A Foreign Ministry spokesman, Marty Natalegawa, dismissed the allegations as unfounded. "We would not be that stupid and careless and irresponsible to commit the sort of abuses mentioned," he said. "If anything, we have been at pains to ensure at every step of the way the proper legal framework within which authorities can conduct themselves."

The current conflict in Aceh between the separatists and the Indonesian military began in 1976. In May 2003, after peace talks faltered, President Megawati Sukarnoputri declared martial law and the military resumed operations. A security force of at least 40,000 has been fighting a guerrilla force that initially numbered about 5,000.

The military says it has killed more than 2,000 rebel fighters and captured thousands of others. The rebels say most of the casualties have been civilians. Although martial law was lifted after a year, the province remains under a state of civil emergency.

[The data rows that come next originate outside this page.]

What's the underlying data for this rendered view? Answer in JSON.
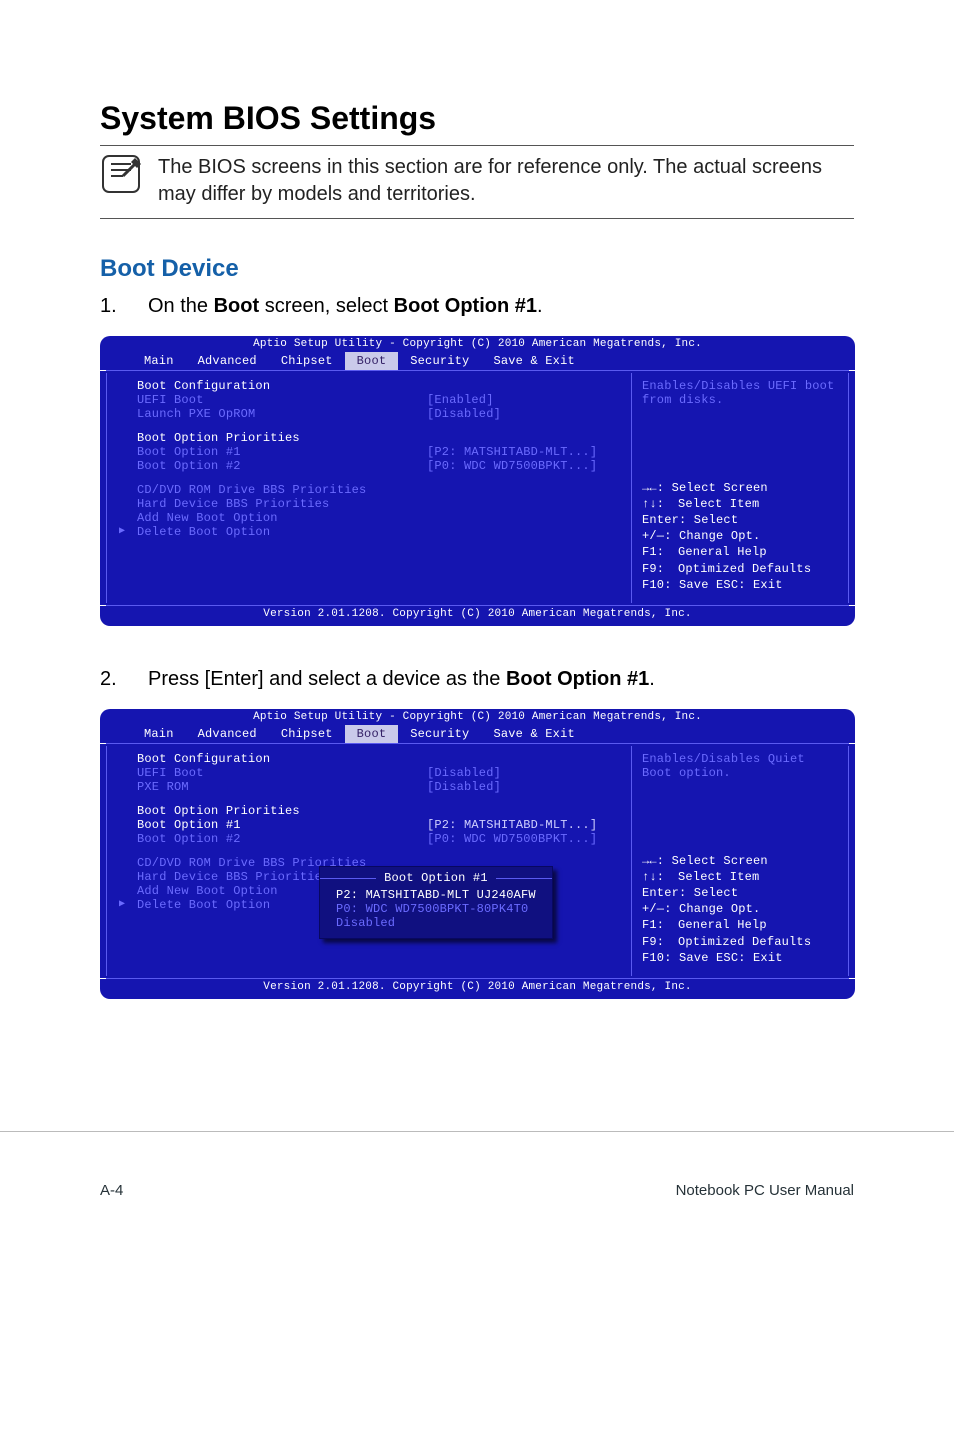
{
  "title": "System BIOS Settings",
  "note": "The BIOS screens in this section are for reference only. The actual screens may differ by models and territories.",
  "section": "Boot Device",
  "step1_num": "1.",
  "step1_pre": "On the ",
  "step1_bold1": "Boot",
  "step1_mid": " screen, select ",
  "step1_bold2": "Boot Option #1",
  "step1_post": ".",
  "step2_num": "2.",
  "step2_pre": "Press [Enter] and select a device as the ",
  "step2_bold1": "Boot Option #1",
  "step2_post": ".",
  "footer_left": "A-4",
  "footer_right": "Notebook PC User Manual",
  "bios": {
    "top": "Aptio Setup Utility - Copyright (C) 2010 American Megatrends, Inc.",
    "tabs": {
      "main": "Main",
      "advanced": "Advanced",
      "chipset": "Chipset",
      "boot": "Boot",
      "security": "Security",
      "save_exit": "Save & Exit"
    },
    "version": "Version 2.01.1208. Copyright (C) 2010 American Megatrends, Inc."
  },
  "s1": {
    "heading1": "Boot Configuration",
    "uefi_label": "UEFI Boot",
    "uefi_value": "[Enabled]",
    "pxe_label": "Launch PXE OpROM",
    "pxe_value": "[Disabled]",
    "heading2": "Boot Option Priorities",
    "bo1_label": "Boot Option #1",
    "bo1_value": "[P2: MATSHITABD-MLT...]",
    "bo2_label": "Boot Option #2",
    "bo2_value": "[P0: WDC WD7500BPKT...]",
    "sub1": "CD/DVD ROM Drive BBS Priorities",
    "sub2": "Hard Device BBS Priorities",
    "sub3": "Add New Boot Option",
    "sub4": "Delete Boot Option",
    "help": "Enables/Disables UEFI boot from disks."
  },
  "s2": {
    "heading1": "Boot Configuration",
    "uefi_label": "UEFI Boot",
    "uefi_value": "[Disabled]",
    "pxe_label": "PXE ROM",
    "pxe_value": "[Disabled]",
    "heading2": "Boot Option Priorities",
    "bo1_label": "Boot Option #1",
    "bo1_value": "[P2: MATSHITABD-MLT...]",
    "bo2_label": "Boot Option #2",
    "bo2_value": "[P0: WDC WD7500BPKT...]",
    "sub1": "CD/DVD ROM Drive BBS Priorities",
    "sub2": "Hard Device BBS Priorities",
    "sub3": "Add New Boot Option",
    "sub4": "Delete Boot Option",
    "help": "Enables/Disables Quiet Boot option.",
    "popup_title": "Boot Option #1",
    "popup_opts": {
      "p2": "P2: MATSHITABD-MLT UJ240AFW",
      "p0": "P0: WDC WD7500BPKT-80PK4T0",
      "dis": "Disabled"
    }
  },
  "keys": {
    "k1": "→←: Select Screen",
    "k2_sym": "↑↓:",
    "k2_txt": "Select Item",
    "k3": "Enter: Select",
    "k4": "+/—:  Change Opt.",
    "k5_sym": "F1:",
    "k5_txt": "General Help",
    "k6_sym": "F9:",
    "k6_txt": "Optimized Defaults",
    "k7": "F10: Save   ESC: Exit"
  }
}
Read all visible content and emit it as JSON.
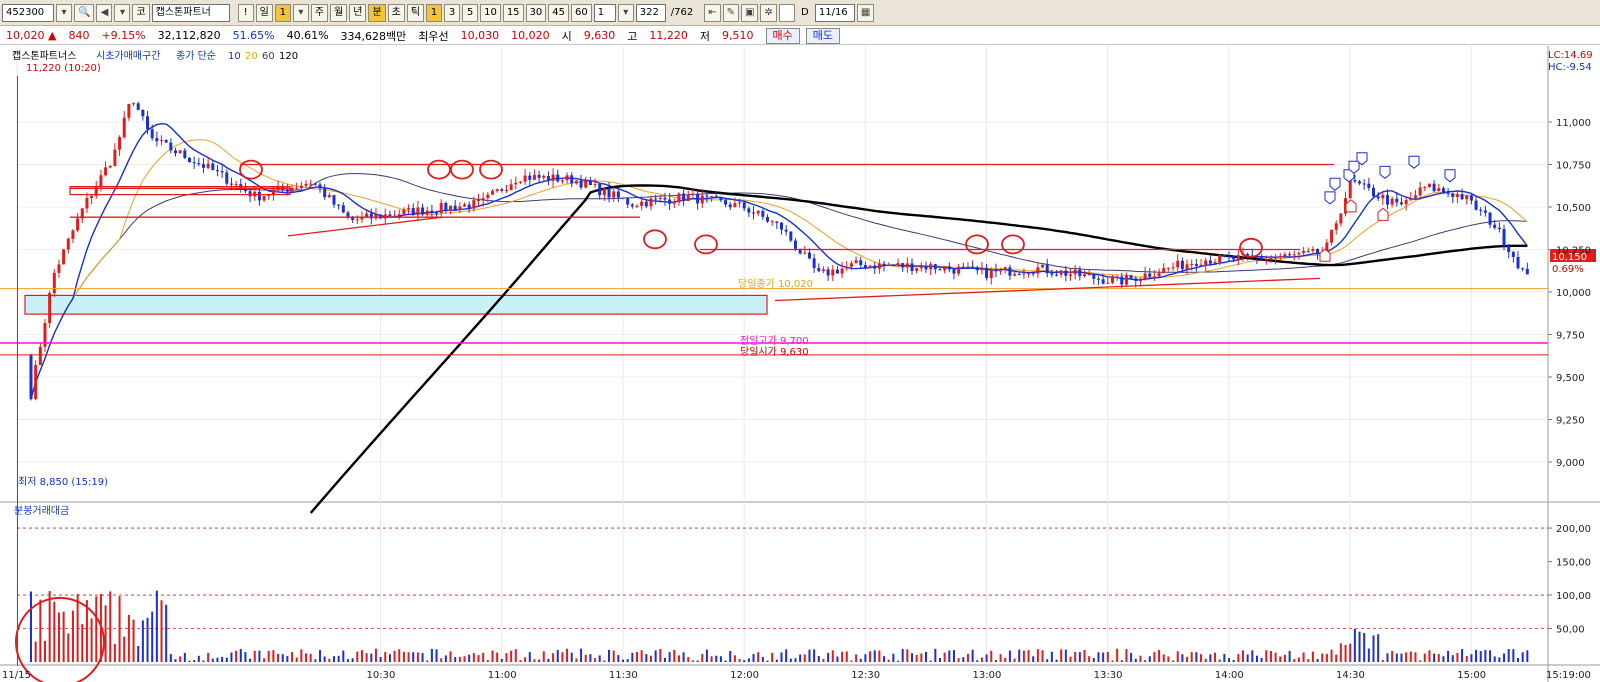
{
  "toolbar": {
    "code": "452300",
    "market": "코",
    "name": "캡스톤파트너",
    "bang": "!",
    "period_day": "일",
    "period_num": "1",
    "periods": [
      "주",
      "월",
      "년",
      "분",
      "초",
      "틱"
    ],
    "minutes": [
      "3",
      "5",
      "10",
      "15",
      "30",
      "45",
      "60"
    ],
    "count": "1",
    "range": "322",
    "range_total": "/762",
    "date": "11/16",
    "checkbox_label": "D"
  },
  "quote": {
    "price": "10,020",
    "change": "840",
    "change_pct": "+9.15%",
    "volume": "32,112,820",
    "pct1": "51.65%",
    "pct2": "40.61%",
    "amount": "334,628백만",
    "best_ask_label": "최우선",
    "best_ask": "10,030",
    "best_bid": "10,020",
    "open_label": "시",
    "open": "9,630",
    "high_label": "고",
    "high": "11,220",
    "low_label": "저",
    "low": "9,510",
    "buy_label": "매수",
    "sell_label": "매도"
  },
  "panel": {
    "name": "캡스톤파트너스",
    "indicator_label": "시초가매매구간",
    "ma_label": "종가 단순",
    "ma_periods": [
      "10",
      "20",
      "60",
      "120"
    ],
    "lc": "LC:14.69",
    "hc": "HC:-9.54",
    "high_note": "11,220 (10:20)",
    "low_note": "최저 8,850 (15:19)",
    "prev_high_label": "전일고가 9,700",
    "open_label": "당일시가 9,630",
    "open_price_label": "당일종가 10,020",
    "current_price": "10,150",
    "current_pct": "0.69%",
    "volume_title": "분봉거래대금"
  },
  "colors": {
    "ma10": "#1230d8",
    "ma20": "#f0a020",
    "ma60": "#3a3a7a",
    "ma120": "#000000",
    "up": "#e41b1b",
    "down": "#1b2fd6",
    "magenta": "#ff10d0",
    "resistance": "#e41b1b",
    "zone": "#c8f2f8"
  },
  "chart_data": {
    "type": "candlestick",
    "y_ticks": [
      "11,000",
      "10,750",
      "10,500",
      "10,250",
      "10,000",
      "9,750",
      "9,500",
      "9,250",
      "9,000"
    ],
    "y_range": [
      8800,
      11400
    ],
    "time_labels": [
      "11/15",
      "10:30",
      "11:00",
      "11:30",
      "12:00",
      "12:30",
      "13:00",
      "13:30",
      "14:00",
      "14:30",
      "15:00",
      "15:19:00"
    ],
    "time_range": [
      "09:00",
      "15:19"
    ],
    "reference_lines": [
      {
        "name": "prev-high",
        "value": 9700
      },
      {
        "name": "open",
        "value": 9630
      },
      {
        "name": "last-close",
        "value": 10020
      }
    ],
    "resistance_levels": [
      10750,
      10610,
      10440,
      10250
    ],
    "volume_ticks": [
      "200,00",
      "150,00",
      "100,00",
      "50,00"
    ],
    "volume_range": [
      0,
      230
    ],
    "volume_gridlines": [
      200,
      100,
      50
    ]
  }
}
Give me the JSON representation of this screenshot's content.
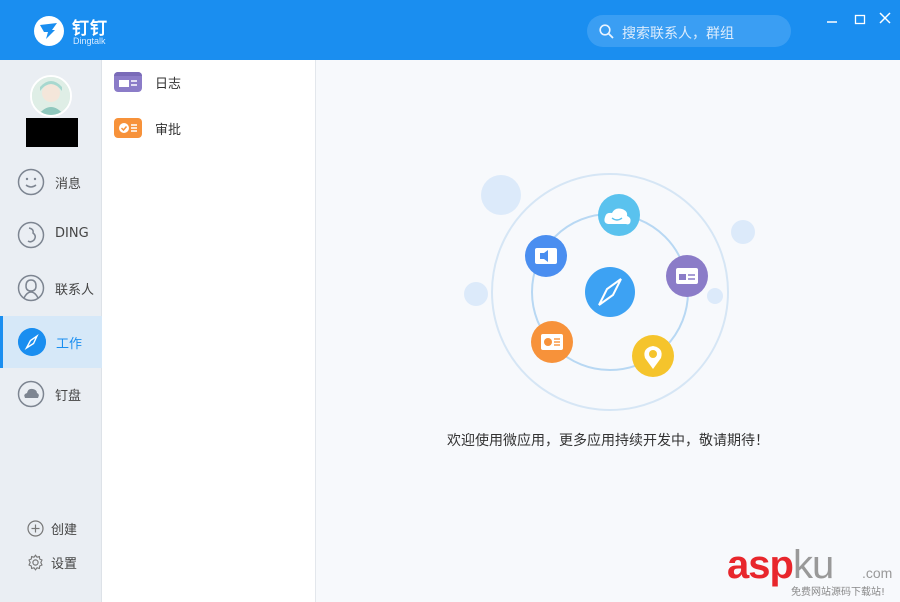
{
  "app": {
    "name": "钉钉",
    "subtitle": "Dingtalk"
  },
  "search": {
    "placeholder": "搜索联系人，群组"
  },
  "nav": {
    "items": [
      {
        "label": "消息",
        "icon": "smiley-icon"
      },
      {
        "label": "DING",
        "icon": "ding-icon"
      },
      {
        "label": "联系人",
        "icon": "contact-icon"
      },
      {
        "label": "工作",
        "icon": "compass-icon",
        "active": true
      },
      {
        "label": "钉盘",
        "icon": "cloud-drive-icon"
      }
    ],
    "create_label": "创建",
    "settings_label": "设置"
  },
  "apps": [
    {
      "label": "日志",
      "icon": "log-icon",
      "color": "#8b7cc8"
    },
    {
      "label": "审批",
      "icon": "approval-icon",
      "color": "#f7923a"
    }
  ],
  "main": {
    "welcome": "欢迎使用微应用，更多应用持续开发中，敬请期待！"
  },
  "watermark": {
    "brand_a": "asp",
    "brand_b": "ku",
    "suffix": ".com",
    "slogan": "免费网站源码下载站!"
  },
  "colors": {
    "accent": "#1a8ef0",
    "titlebar": "#1a8ef0"
  }
}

Several detainees interviewed by Human Rights Watch admitted they were members or sympathizers of the Gerakan Aceh Merdeka, or Free Aceh Movement, known as GAM. But a majority said they had no ties to the rebel group, the report says.

Twenty-four of the 35 interviewed said they were tortured so that they would confess to involvement with GAM. Sometimes, the torture lasted for days, they said. The 11 others were severely mistreated, ostensibly to punish them for presumed ties to the rebels, the report says.

In many cases, prisoners said they made false confessions so the beatings would end. "If it was the morning, I was beaten by two men," said a 16-year-old detainee. "If it was the evening, I was beaten by the guard on duty ... I was beaten for three days and three nights ... and we were shocked with electric current."

Human Rights Watch called on Indonesia's incoming president, Susilo Bambang Yudhoyono, to condemn the torture, investigate the allegations and discipline offenders.

Yudhoyono, a retired four-star general who tried to broker peace talks with the Acehnese rebels, said last week that he hoped the conflict would be settled fairly and peacefully.